Hello,
I am doing RNA-seq analysis of DE genes from mare's endometrial biopsies. We collected our samples at an abattoir due to restrictions with samples collected from live horses.
Thus, I have three time points: alive_0h (when the mare was just slaughtered, tissue representing the uterus of a live mare still). Then we took biopsies from the uterus and used them in a tissue culture. After culturing the explants we had 2 time points (24h and 48h) for both control and LPS challenge.
I am having a hard time trying to figure out the design I should use since I have this samples at 0h. We have 5 biological replicates (horses).
My LRT design is the following one:
ddsLRT_exp3 <- DESeqDataSet(se_exp3, design = ~ horse + treatment)
ddsLRT_exp3 <- estimateSizeFactors(ddsLRT_exp3)
ddsLRT_exp3 <- estimateDispersions(ddsLRT_exp3)
ddsLRT_exp3 <- nbinomLRT(ddsLRT_exp3, reduced = ~ horse)
resLRT_exp3 <- results(ddsLRT_exp3)
My colData is:
samples,treatment,horse
sample_55.bam,alive_0h,7B
sample_56.bam,control_24h,7B
sample_57.bam,LPS_24h,7B
sample_58.bam,control_48h,7B
sample_59.bam,LPS_48h,7B
sample_60.bam,alive_0h,13D
sample_61.bam,control_24h,13D
sample_62.bam,LPS_24h,13D
sample_63.bam,control_48h,13D
sample_64.bam,LPS_48h,13D
sample_65.bam,alive_0h,14B
sample_66.bam,control_24h,14B
sample_67.bam,LPS_24h,14B
sample_68.bam,control_48h,14B
sample_69.bam,LPS_48h,14B
sample_70.bam,alive_0h,15A
sample_71.bam,control_24h,15A
sample_72.bam,LPS_24h,15A
sample_73.bam,control_48h,15A
sample_74.bam,LPS_48h,15A
sample_75.bam,alive_0h,15C
sample_76.bam,control_24h,15C
sample_77.bam,LPS_24h,15C
sample_78.bam,control_48h,15C
sample_79.bam,LPS_48h,15C
Our aims are to compare:
1) Control vs LPS at 24h and 48h
2) LPS 24h vs 48h
3) Alive 0h vs Control 24h vs Control 48h
Many thanks indeed!
Thank you so much for the quick reply!
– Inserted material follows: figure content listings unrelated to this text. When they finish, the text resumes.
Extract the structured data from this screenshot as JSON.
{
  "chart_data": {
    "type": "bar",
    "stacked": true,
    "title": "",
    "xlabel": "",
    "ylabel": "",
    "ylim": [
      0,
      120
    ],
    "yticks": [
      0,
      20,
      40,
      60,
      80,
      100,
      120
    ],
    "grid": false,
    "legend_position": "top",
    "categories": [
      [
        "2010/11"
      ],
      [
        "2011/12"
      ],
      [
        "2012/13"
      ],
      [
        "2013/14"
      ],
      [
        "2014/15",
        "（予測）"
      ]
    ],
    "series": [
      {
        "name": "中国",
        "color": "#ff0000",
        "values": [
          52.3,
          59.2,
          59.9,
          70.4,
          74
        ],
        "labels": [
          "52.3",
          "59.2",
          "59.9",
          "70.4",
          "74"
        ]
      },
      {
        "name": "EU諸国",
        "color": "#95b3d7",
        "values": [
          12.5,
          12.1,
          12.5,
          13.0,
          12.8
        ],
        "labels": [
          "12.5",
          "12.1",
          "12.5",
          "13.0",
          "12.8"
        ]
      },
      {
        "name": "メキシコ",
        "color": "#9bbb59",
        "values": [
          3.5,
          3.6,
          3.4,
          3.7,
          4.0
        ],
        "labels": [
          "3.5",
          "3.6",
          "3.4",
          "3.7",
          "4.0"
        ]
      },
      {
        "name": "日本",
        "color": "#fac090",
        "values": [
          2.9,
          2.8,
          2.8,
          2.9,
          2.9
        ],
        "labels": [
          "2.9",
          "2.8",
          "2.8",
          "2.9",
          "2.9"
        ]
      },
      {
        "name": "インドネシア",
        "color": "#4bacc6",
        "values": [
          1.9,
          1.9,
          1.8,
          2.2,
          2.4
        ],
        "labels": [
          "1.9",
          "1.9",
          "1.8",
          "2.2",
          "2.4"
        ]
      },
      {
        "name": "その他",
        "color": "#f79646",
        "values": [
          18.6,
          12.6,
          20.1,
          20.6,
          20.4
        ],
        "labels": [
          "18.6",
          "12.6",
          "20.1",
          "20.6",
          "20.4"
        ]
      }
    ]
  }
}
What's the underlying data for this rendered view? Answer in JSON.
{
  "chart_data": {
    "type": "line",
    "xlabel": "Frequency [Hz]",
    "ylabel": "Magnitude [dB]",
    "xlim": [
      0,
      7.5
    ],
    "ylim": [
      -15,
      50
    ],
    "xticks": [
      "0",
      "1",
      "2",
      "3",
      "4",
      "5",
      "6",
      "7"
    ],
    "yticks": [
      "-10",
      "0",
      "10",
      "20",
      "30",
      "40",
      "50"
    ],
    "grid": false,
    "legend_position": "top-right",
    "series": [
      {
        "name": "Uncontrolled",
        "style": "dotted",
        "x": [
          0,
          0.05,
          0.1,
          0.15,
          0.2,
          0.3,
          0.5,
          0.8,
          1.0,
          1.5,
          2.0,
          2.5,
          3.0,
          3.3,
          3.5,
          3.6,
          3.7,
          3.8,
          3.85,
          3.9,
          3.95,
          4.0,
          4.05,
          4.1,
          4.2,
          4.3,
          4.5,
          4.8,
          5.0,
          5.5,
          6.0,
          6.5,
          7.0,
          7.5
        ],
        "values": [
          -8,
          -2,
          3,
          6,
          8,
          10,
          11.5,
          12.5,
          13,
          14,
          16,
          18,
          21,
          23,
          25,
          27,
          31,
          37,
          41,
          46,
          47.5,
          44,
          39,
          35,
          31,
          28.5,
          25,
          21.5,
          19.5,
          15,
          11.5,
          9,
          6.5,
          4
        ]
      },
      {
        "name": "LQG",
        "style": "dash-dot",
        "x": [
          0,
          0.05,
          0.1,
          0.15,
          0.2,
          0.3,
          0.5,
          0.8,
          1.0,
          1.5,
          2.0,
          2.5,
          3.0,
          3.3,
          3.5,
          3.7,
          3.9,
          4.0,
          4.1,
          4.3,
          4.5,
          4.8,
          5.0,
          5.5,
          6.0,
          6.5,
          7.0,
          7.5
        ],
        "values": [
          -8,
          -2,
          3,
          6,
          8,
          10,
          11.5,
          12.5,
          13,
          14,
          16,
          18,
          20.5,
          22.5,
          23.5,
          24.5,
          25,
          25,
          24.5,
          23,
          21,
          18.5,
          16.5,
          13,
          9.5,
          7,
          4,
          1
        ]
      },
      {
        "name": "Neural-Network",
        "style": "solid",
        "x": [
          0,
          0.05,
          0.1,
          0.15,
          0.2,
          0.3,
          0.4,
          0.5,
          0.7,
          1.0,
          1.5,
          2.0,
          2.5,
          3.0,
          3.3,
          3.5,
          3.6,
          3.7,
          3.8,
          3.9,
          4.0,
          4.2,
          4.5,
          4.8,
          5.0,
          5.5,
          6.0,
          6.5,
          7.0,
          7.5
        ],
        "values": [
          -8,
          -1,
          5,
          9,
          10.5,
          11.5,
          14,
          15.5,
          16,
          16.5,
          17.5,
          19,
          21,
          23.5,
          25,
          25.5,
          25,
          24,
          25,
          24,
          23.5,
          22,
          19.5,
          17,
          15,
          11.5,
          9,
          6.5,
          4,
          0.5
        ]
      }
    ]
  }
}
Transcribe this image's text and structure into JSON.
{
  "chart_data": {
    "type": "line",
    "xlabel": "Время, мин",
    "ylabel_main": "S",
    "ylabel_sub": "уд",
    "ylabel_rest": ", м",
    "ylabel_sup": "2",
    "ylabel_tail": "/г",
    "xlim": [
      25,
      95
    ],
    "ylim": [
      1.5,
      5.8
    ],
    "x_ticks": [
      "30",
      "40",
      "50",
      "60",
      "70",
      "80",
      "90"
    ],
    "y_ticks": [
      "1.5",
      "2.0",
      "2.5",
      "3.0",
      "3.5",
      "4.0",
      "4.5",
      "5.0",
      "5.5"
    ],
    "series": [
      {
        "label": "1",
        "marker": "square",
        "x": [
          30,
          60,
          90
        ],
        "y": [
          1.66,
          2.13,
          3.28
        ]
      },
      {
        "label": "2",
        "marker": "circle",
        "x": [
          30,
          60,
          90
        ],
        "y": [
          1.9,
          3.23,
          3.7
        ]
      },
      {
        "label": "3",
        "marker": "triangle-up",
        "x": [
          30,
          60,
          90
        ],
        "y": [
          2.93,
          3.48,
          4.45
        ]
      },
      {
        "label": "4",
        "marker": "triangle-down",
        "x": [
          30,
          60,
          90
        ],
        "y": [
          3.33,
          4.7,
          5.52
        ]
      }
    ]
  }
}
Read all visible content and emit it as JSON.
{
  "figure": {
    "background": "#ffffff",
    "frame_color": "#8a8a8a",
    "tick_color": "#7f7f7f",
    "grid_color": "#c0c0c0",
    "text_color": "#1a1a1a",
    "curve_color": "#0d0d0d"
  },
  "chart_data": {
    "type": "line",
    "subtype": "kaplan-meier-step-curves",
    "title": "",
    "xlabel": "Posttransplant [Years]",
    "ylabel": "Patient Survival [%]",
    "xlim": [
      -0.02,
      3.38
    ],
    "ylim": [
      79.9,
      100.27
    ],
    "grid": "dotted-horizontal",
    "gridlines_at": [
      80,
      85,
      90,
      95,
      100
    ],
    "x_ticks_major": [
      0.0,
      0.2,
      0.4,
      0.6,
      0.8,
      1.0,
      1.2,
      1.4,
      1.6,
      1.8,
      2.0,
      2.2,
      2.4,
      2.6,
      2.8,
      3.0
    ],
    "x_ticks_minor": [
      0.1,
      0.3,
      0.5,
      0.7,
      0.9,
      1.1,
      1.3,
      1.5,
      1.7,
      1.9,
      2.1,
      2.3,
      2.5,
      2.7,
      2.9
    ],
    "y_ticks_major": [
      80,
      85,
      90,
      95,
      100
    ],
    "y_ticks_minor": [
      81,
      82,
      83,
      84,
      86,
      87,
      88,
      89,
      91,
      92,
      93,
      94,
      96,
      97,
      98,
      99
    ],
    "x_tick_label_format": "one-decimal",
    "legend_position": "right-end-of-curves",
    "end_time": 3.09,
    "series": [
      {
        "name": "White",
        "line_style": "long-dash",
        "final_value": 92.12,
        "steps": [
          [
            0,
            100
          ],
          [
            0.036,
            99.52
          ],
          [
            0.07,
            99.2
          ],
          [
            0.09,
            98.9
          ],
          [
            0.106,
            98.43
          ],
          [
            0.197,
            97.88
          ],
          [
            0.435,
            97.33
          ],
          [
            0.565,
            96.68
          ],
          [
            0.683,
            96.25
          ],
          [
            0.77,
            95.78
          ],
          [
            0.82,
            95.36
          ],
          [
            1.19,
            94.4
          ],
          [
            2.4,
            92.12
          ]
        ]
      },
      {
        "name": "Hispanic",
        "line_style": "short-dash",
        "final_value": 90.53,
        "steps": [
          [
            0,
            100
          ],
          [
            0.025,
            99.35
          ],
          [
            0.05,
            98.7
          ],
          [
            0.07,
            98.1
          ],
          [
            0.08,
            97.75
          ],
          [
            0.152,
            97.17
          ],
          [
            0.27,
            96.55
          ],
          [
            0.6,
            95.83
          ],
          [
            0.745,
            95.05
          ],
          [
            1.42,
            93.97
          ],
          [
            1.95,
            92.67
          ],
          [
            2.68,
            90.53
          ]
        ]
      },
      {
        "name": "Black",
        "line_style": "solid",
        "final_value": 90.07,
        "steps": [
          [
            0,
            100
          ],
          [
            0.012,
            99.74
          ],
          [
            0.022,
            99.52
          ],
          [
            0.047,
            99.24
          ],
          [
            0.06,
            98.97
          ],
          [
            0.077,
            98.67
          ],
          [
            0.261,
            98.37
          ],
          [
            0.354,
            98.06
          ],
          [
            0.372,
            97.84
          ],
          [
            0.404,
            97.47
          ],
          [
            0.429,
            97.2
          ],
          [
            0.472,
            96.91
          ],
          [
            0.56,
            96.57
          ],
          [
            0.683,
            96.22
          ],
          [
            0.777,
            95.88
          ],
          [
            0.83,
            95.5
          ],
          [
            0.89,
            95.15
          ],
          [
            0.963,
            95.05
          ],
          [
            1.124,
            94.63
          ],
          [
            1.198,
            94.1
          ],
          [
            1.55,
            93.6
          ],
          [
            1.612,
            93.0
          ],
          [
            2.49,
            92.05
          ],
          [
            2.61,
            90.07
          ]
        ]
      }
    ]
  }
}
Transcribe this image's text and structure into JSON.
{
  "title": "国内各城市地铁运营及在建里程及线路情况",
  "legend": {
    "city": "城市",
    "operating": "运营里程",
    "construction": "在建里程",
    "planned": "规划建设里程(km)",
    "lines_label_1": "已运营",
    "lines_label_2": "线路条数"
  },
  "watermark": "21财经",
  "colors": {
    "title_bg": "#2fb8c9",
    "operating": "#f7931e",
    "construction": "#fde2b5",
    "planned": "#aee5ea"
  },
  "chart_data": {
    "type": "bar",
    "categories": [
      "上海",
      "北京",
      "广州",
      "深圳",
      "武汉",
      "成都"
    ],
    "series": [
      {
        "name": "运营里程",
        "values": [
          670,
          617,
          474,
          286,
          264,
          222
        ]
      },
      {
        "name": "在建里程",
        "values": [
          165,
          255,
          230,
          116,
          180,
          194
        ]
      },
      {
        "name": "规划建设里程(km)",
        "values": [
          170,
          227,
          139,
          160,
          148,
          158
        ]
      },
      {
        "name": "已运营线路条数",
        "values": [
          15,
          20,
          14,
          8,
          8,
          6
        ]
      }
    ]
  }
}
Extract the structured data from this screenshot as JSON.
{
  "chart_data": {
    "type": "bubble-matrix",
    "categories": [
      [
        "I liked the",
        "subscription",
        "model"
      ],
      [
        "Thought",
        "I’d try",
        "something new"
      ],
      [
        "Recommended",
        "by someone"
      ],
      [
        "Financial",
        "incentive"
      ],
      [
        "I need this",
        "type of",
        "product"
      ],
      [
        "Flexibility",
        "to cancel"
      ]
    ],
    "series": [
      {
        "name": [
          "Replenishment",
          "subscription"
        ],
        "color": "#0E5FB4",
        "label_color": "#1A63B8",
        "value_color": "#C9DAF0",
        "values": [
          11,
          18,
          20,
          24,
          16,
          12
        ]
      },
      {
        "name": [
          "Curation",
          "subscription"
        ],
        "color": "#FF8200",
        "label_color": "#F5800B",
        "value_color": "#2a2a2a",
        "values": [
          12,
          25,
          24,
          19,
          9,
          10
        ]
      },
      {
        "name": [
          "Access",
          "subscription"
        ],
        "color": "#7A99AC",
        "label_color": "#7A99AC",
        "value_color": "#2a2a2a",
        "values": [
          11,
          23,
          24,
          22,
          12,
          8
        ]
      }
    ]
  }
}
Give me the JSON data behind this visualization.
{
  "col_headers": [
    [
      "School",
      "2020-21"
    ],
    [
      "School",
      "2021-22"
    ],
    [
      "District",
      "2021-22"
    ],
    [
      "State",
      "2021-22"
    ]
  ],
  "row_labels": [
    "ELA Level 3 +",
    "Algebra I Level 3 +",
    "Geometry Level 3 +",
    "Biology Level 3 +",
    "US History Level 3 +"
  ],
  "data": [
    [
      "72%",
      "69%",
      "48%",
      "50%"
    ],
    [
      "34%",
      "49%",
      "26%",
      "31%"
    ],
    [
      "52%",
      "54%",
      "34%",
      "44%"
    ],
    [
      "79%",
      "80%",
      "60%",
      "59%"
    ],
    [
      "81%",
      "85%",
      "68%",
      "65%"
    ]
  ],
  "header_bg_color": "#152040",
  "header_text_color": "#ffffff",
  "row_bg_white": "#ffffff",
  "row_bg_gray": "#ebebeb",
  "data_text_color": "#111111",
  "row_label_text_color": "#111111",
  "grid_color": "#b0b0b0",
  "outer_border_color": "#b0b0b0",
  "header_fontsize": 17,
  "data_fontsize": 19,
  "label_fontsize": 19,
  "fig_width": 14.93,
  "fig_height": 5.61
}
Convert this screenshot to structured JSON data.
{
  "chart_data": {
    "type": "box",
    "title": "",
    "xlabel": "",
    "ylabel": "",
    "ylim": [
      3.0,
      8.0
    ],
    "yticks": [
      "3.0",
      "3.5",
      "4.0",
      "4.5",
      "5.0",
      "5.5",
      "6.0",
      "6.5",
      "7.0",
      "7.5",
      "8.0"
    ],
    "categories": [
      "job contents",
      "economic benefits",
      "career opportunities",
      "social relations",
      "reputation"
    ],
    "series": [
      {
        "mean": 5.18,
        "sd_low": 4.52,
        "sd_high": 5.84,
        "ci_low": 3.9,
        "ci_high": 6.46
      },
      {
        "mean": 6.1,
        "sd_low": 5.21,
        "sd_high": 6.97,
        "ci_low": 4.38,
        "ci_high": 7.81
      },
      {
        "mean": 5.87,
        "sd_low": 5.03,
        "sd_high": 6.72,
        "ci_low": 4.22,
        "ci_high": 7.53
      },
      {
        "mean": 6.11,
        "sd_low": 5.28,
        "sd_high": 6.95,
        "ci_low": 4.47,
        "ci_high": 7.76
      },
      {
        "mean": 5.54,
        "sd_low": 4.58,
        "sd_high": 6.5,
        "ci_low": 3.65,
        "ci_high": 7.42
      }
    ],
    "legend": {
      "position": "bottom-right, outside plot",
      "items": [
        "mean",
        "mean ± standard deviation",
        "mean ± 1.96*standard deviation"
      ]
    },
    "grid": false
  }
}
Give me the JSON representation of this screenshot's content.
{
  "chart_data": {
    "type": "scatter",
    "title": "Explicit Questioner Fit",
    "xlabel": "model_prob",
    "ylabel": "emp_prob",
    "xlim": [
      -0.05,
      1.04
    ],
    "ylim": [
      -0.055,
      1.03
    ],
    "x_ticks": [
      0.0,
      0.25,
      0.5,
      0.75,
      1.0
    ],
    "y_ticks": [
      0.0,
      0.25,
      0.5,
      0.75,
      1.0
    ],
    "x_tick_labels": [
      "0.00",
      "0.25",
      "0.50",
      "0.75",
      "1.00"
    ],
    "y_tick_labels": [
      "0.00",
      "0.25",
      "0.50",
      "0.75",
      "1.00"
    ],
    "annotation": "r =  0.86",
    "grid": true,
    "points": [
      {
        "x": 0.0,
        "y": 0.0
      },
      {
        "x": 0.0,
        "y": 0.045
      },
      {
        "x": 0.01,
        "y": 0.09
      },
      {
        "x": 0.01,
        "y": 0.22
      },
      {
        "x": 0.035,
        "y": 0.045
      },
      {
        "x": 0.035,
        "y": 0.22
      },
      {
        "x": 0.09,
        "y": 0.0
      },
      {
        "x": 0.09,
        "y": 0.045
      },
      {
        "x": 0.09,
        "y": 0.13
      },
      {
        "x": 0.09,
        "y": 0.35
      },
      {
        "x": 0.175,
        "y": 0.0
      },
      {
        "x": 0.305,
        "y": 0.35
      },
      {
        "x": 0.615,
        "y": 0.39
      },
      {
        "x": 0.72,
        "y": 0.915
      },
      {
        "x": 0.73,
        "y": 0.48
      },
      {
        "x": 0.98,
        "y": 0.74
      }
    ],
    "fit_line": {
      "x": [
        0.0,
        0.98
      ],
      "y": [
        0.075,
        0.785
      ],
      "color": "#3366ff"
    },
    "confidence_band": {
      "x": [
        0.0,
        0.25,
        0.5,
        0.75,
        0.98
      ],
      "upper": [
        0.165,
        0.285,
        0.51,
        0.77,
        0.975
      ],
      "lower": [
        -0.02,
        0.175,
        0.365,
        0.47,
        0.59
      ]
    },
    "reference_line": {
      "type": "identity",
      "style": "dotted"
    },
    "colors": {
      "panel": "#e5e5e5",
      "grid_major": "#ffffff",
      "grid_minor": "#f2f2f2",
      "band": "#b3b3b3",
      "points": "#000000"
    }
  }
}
I did think about it and I already ran something like that:
bam_exp3 <-c("sample_55.bam", "sample_56.bam", "sample_57.bam","sample_58.bam", "sample_59.bam", "sample_60.bam", "sample_61.bam", "sample_62.bam", "sample_63.bam", "sample_64.bam", "sample_65.bam", "sample_66.bam", "sample_67.bam", "sample_68.bam", "sample_69.bam", "sample_70.bam", "sample_71.bam", "sample_72.bam", "sample_73.bam", "sample_74.bam", "sample_75.bam", "sample_76.bam", "sample_77.bam", "sample_78.bam", "sample_79.bam")
library(Rsamtools)
bamfiles <- BamFileList(bam_exp3)
library(GenomicFeatures)
txdb_exp3 <- makeTxDbFromGFF("Equus_caballus.EquCab2.89.gtf", format="gtf")ebg_exp3 <- exonsBy(txdb_exp3, by="gene")
se_exp3 <- summarizeOverlaps(features=ebg_exp3, reads=bamfiles,
mode="Union",
singleEnd=FALSE,
ignore.strand=TRUE,
fragments=TRUE )
dim(se_exp3)
assayNames(se_exp3)
colSums(assay(se_exp3))
rowRanges(se_exp3)
sampleTableExp3 <- read.csv("exp3_metadata.csv")
colData(se_exp3) <- DataFrame(sampleTableExp3)
library(DESeq2)
dds_exp3 <- DESeqDataSet(se_exp3, design = ~ horse + treatment)
dds_exp3 <- DESeq(dds_exp3)
resultsNames(dds_exp3)
plotDispEsts(dds_exp3, main="Estimation of dispersion", sub="For DESeq2 object")
res_exp3_control24h_LPS24h <- results(dds_exp3, contrast=c("treatment", "control_24h", "LPS_24h"))
res_exp3_LPS24h_LPS48h <- results(dds_exp3, contrast=c("treatment", "LPS_24h", "LPS_48h"))
res_exp3_control48h_LPS48h <- results(dds_exp3, contrast=c("treatment", "control_48h", "LPS_48h"))
Would you give me your opinion? Does that look correct to you?
I moved this from an Answer to a Comment.
Yes that’s what I meant by combining variables and using contrast.
Awesome! Thank you ever so much for your quick reply and for helping me out, Michael!